If you don’t have access to real user data, you do the best with what you’ve got (while hopefully working on getting solid real user data in place). You can look around at what similar companies have found and consider your performance in user-focused terms to come up with potential metrics to prioritize. Then you can do a little benchmarking of your organization and some competitors to find a target that puts you at the top of the list and gives you a competitive advantage.

The need for meaningful metrics is also why I always recommend using some sort of timing-based metric (custom or not) as your primary performance budget, rather than a weight or something like a Lighthouse score. Those can be great supporting budgets, but if they’re not connected to a larger goal they’re far less likely to stick for the long-haul.


Once you have a meaningful budget chosen, it needs to be integrated into your workflow from start to finish.

Put it into your acceptance criteria for any new feature or page.

Display it in your developer environment so that as developers are making changes, they’re getting immediate feedback on how well they’re adhering to the budget.

Translate the metric into a set of quantity-based metrics, which are more tangible for designers and developers alike during their day-to-day work. It’s an approximation, but it’s a critical step. It enables a designer to have some constraints to play with to help them make decisions between different images, fonts, and features.

Display your budget on dashboards throughout the organization so that everyone is continuously reminded of what they are, and how you’re doing.

The idea is you want to make your budget, and how you stack up to it, as visible as possible to everyone throughout the workflow.

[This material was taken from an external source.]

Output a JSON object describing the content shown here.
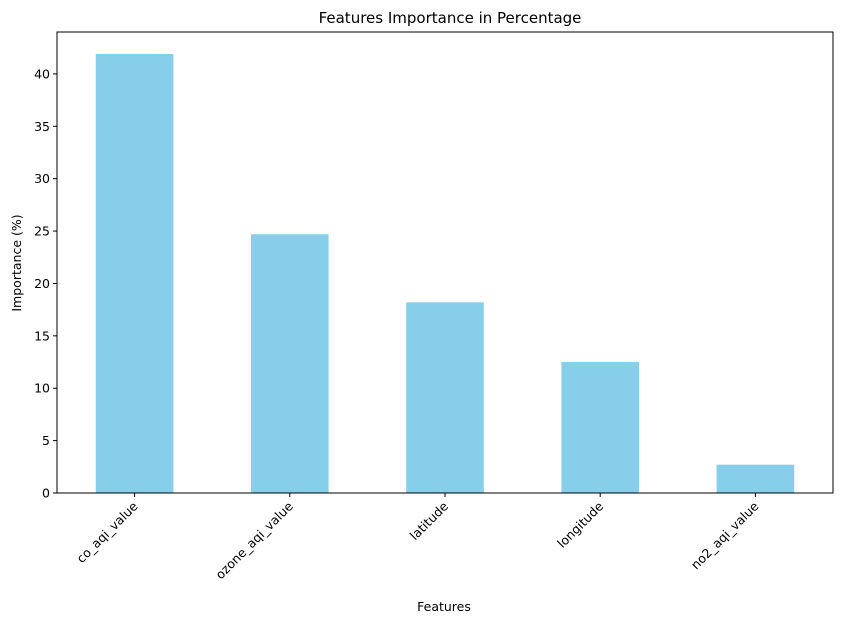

Once the budget is firmly integrated into your workflow, the next step is to make it enforceable. Even the most dedicated teams are going to make mistakes. We need to put the checks and balances in place to make sure the budget doesn’t get ignored.

Most monitoring tools let you establish budgets now and will alert team members via Slack, email or a similar format when that budget is exceeded. That’s a pretty passive way of keeping tabs on the budget, but it can clue you in quickly when something goes wrong.

Even better is being proactive and building checks and balances into your continuous integration environment or build process.

You can set custom budgets in Lighthouse (something that will get more powerful soon), for example, that are checked on every pull request. You can test against WebPageTest automatically using its API.

For anyone building a JavaScript-heavy application, using something like bundlesize which alerts you to budget issues in your JavaScript bundles is an absolute must.

Enforcing hard limits on your pull requests can seem intense, but those constraints can turn into a fun challenge and really change the way your entire team approaches their work.

On a recent episode of Shop Talk Show, Jason Miller talked about Preact’s upcoming release, Preact X, and their limits on total library size. When a pull request for a new feature would land that added even a few bytes to the weight of the library, people would start playing “code golf”—finding technical debt that could be optimized to keep the library size under budget. Contributors started aiming to reduce the size of the library with every pull request as they added features, a refreshing inverse of the usual situation.

Supporting Your Budget

The point is not to let the performance budget try to stand on its own, somewhere hidden in company documentation collecting dust. You need to be proactive about making the budget become a part of your everyday work.

It’s not just a number, but a hard line. It’s a unifying target that your entire team can rally around. It provides clarity and constraints that can help guide decisions throughout the entire workflow and enable teams to focus on making meaningful improvements.

And, if you make sure it’s clearly defined, meaningful to your users and business, integrated into your workflow at every available step and enforced in your build process, then a performance budget can be an indispensable part of your performance journey.

This is a polished up take of a 5-minute presentation I gave for This.JavaScript—State of Performance on March 6, 2019.